Romania's fight-back has been couched in the language of the rights of small states against the power of the Franco-German core. Ironically, a few days before EUobserver reported the Franco-German letter, I heard this policy being held up as an example of successful small state diplomacy - the Netherlands was extremely reluctant to let Romania and Bulgaria join, and wanted to put pressure on them to speed up justice reform. (Justice, immigration and law and order are policy areas the Dutch government is very keen on). Though the Netherlands has a veto in this area, using the "nuclear option" isn't a great diplomatic technique, and it's much better to get wider support for their position, so the Dutch lobbied the other states (particularly France) on the issue. (Yet another example of the veto not being a practical tool in European politics, I think).
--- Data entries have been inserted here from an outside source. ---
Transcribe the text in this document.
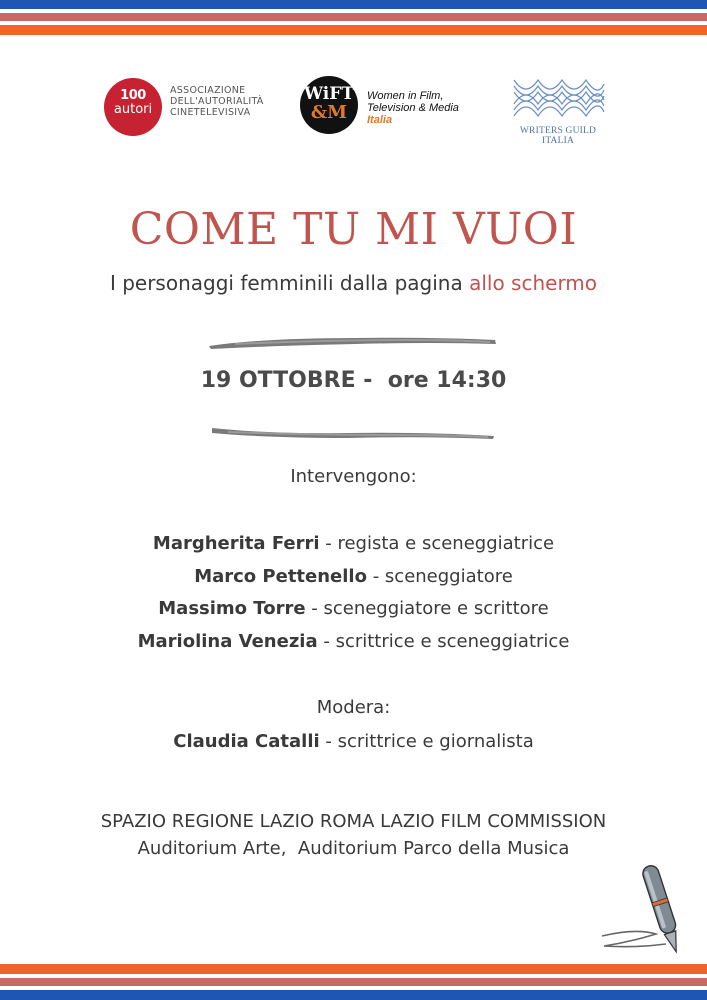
100
autori
ASSOCIAZIONE
DELL'AUTORIALITÀ
CINETELEVISIVA
WiFT
&M
Women in Film,
Television & Media
Italia
WRITERS GUILD ITALIA
COME TU MI VUOI
I personaggi femminili dalla pagina allo schermo
19 OTTOBRE -  ore 14:30
Intervengono:
Margherita Ferri - regista e sceneggiatrice
Marco Pettenello - sceneggiatore
Massimo Torre - sceneggiatore e scrittore
Mariolina Venezia - scrittrice e sceneggiatrice
Modera:
Claudia Catalli - scrittrice e giornalista
SPAZIO REGIONE LAZIO ROMA LAZIO FILM COMMISSION
Auditorium Arte,  Auditorium Parco della Musica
In any case there's the question of whether or not it's right to move the goalposts like this. Wikileaks, as the EUobserver reported, has shown the considerable frustration in the EU over the the failure of the 2007 accession states to effectively fight corruption. The EU has been lax and hasty in its enlargement, and there's little incentive for states to reform after they've joined. It is hard to see how corruption and organised crime can be divorced from the burden Romania and Bulgaria would have to assume in becoming the EU/Schengen zone's border. Would border controls be or remain effective?
It may be unfair to tie these issues together after the fact, and the EU should have perhaps linked them more closely earlier, but these issues aren't optional for Romania, Bulgaria or the EU, and we have to find some way of ensuring that they will be tackled. There is a big question over big states versus small states rights, but this is not the most glorious way of fighting the small states' fight - because in the end this is about Romania and Bulgaria living up to the commitments of membership, which will benefit them and and EU.
UPDATE: Romania has given up on this strategy. Also worth reading is Kosmopolito's critque of Romania's brand of EU politics.